In the United States, the connection between May 1 and International Workers’ Day is rarely made, an observation that was noted in the discussion among the dinner’s attendees.
“Kids in school think it’s [just] about celebrating the coming of summer,” said a Middletown resident who attended the event.
The event that inspired the origination of International Workers’s Day transpired in Chicago. In what is now known as the Haymarket Massacre, a labor demonstration that took place at Haymarket Square in Chicago on May 4, 1886 took a violent turn when an unidentified individual threw a bomb at the police, who were acting to disperse the demonstration. This resulted in an exchange of gunshots between police and demonstrators. This incident sparked international labor movements to organize around May 1 and to adopt May Day as a holiday for workers’ rights.
“Last year, I was on a gap year in Israel, and May Day was celebrated there,” Horowitz said. “I celebrated it last year by this huge rally with hundreds of thousands of people that were all part of this labor coalition movement. It was this really cool event, to have this revolutionary spirit throughout this really big group of people surrounding labor and work.”
To celebrate the American labor movement, the United States adopted Labor Day to commemorate the achievement of workers.
“Labor Day here, in September, is not really celebrated,” Horowitz said. “It’s like, oh, you get off from work, great. But I think it’s really important to celebrate May Day on May 1, and have it be the international day of labor, because May Day has found a way to preserve its socialist and revolutionary roots. It’s a lot more grassroots, and it’s a lot more real, I think, than Labor Day in a lot of ways.”
At the dinner, some of the attendees noted that the United States opted to celebrate Labor Day to avoid socialist implications. Middletown Potluck is not a political group, but through their focus on the human dimensions of socioeconomic issues, some members act in a way consistent with socialist ideals, according to Horowitz.
“It’s very anarchic in the way we act,” Horowitz explained. “It deals a lot with shared responsibility. It doesn’t really look toward capital; it’s really about human beings sitting together. So in that sense I think [Middletown Potluck] definitely is revolutionary and socialist in its beliefs.”
At the dinner, attendees were encouraged to discuss events that angered them. Middletown residents raised sentiments of discontent with unemployment, reduced work hours, and rising bus fare costs.

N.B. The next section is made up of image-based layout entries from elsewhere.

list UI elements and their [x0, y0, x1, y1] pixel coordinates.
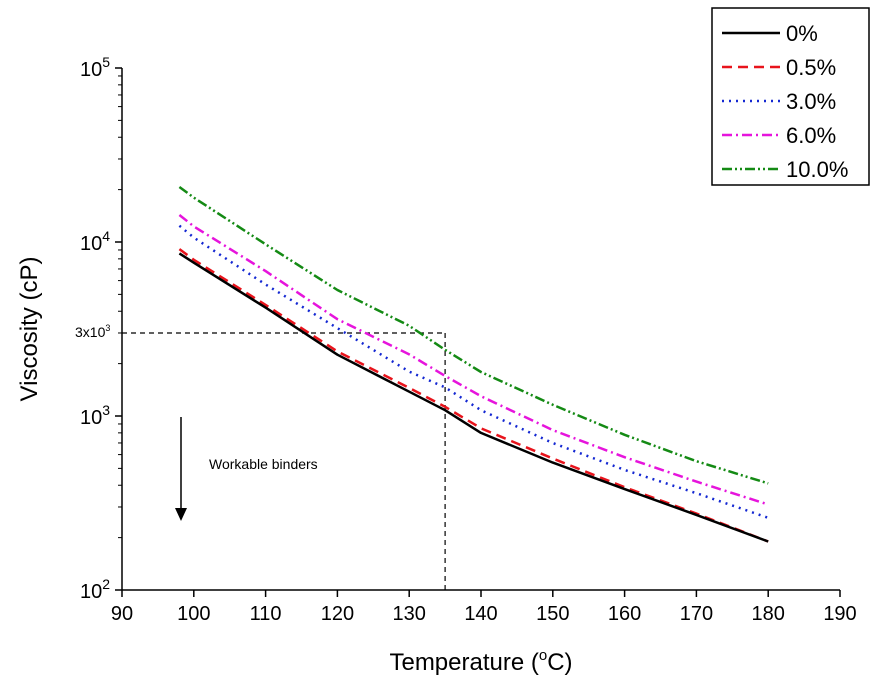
legend-label: 6.0%	[786, 123, 836, 148]
x-tick-label: 110	[250, 603, 282, 625]
ref-y-label: 3x103	[75, 323, 110, 340]
x-axis-title: Temperature (oC)	[389, 647, 572, 676]
arrow-head-icon	[175, 508, 187, 521]
series-line-3.0%	[179, 226, 768, 518]
series-line-0.5%	[179, 249, 768, 541]
y-tick-label: 104	[80, 228, 110, 255]
x-axis-title-end: C)	[547, 649, 572, 676]
x-axis-title-sup: o	[539, 647, 547, 664]
arrow-text: Workable binders	[209, 456, 318, 472]
series-group	[179, 187, 768, 542]
x-tick-label: 140	[464, 603, 497, 625]
y-tick-label: 105	[80, 54, 110, 81]
legend-label: 0%	[786, 21, 818, 46]
y-tick-label: 103	[80, 402, 110, 429]
x-tick-label: 170	[680, 603, 713, 625]
series-line-0%	[179, 253, 768, 541]
x-ticks: 90 100 110 120 130 140 150 160 170 180 190	[111, 590, 857, 625]
x-tick-label: 180	[752, 603, 785, 625]
legend-label: 3.0%	[786, 89, 836, 114]
y-axis-title: Viscosity (cP)	[16, 257, 43, 402]
x-tick-label: 130	[393, 603, 426, 625]
x-tick-label: 90	[111, 603, 133, 625]
ref-y-label-exp: 3	[105, 323, 110, 333]
x-tick-label: 120	[321, 603, 354, 625]
x-tick-label: 100	[177, 603, 210, 625]
x-tick-label: 190	[823, 603, 856, 625]
legend-label: 0.5%	[786, 55, 836, 80]
x-tick-label: 160	[608, 603, 641, 625]
y-tick-label: 102	[80, 576, 110, 603]
series-line-10.0%	[179, 187, 768, 483]
legend-label: 10.0%	[786, 157, 848, 182]
x-tick-label: 150	[536, 603, 569, 625]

Ari Ebstein ’16, a Middletown Potluck organizer, reflected on Brazilian citizens’ reactions to a similar sense of discontent.
“In Brazil, people started a riot when the bus fares went up,” Ebstein said.

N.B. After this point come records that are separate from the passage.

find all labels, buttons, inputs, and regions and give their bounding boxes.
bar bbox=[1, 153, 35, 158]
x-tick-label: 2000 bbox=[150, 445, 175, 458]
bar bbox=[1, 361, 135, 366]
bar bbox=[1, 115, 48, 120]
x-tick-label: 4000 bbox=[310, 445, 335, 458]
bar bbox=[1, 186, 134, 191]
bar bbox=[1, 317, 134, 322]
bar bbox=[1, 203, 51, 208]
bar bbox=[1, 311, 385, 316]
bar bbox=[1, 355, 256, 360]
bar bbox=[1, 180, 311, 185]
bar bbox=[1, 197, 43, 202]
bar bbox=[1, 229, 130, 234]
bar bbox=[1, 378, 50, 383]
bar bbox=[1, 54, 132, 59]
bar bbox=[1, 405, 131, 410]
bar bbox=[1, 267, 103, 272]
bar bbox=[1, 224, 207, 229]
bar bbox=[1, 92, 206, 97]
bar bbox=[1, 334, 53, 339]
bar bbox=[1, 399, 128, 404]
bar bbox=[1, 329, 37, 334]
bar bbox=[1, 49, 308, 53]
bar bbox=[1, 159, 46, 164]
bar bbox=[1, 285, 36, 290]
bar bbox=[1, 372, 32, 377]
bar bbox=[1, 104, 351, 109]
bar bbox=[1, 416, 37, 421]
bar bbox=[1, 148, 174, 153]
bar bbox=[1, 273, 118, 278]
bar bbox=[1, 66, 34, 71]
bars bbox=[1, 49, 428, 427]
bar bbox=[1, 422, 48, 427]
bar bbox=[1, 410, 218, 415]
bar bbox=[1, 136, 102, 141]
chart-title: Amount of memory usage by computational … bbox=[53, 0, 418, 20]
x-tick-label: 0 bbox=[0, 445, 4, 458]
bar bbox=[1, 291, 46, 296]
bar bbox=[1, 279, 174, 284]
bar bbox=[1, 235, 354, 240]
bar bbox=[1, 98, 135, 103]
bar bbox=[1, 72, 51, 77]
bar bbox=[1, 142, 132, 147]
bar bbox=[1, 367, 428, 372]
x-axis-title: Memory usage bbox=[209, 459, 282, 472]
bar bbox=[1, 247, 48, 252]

Most students and some Middletown residents voiced their support for an alternative society that redefines work and labor as actions that have intrinsic value. Some citizens, however, questioned the feasibility of such an initiative.

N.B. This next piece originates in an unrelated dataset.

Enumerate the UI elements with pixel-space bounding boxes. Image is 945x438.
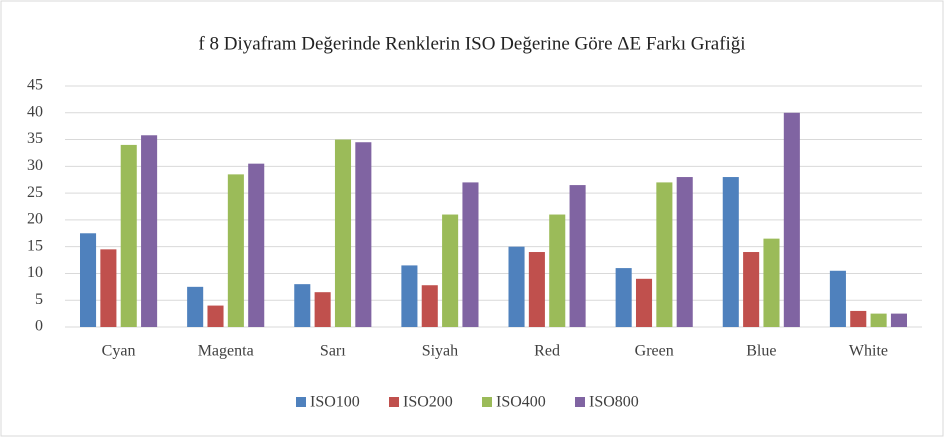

Middletown Potluck has previously collaborated with St. Vincent de Paul in its potlucks and other projects. Horowitz explained that, though the group is successful in bringing together activist-minded students and regular patrons of St. Vincent de Paul, its events do not see a lot of middle-class, non-activist Middletown residents in attendance. Horowitz stated that the current objective of the group is to bring together members of all socioeconomic circumstances within the Middletown community in its potlucks.
“I think, for what it was, it worked well,” Horowitz said. “I believe whenever people who don’t normally sit together and eat together are sitting together and eating together, something’s been accomplished…. I think the dinner was a series of a lot of little successes, of meaningful conversations between individuals.”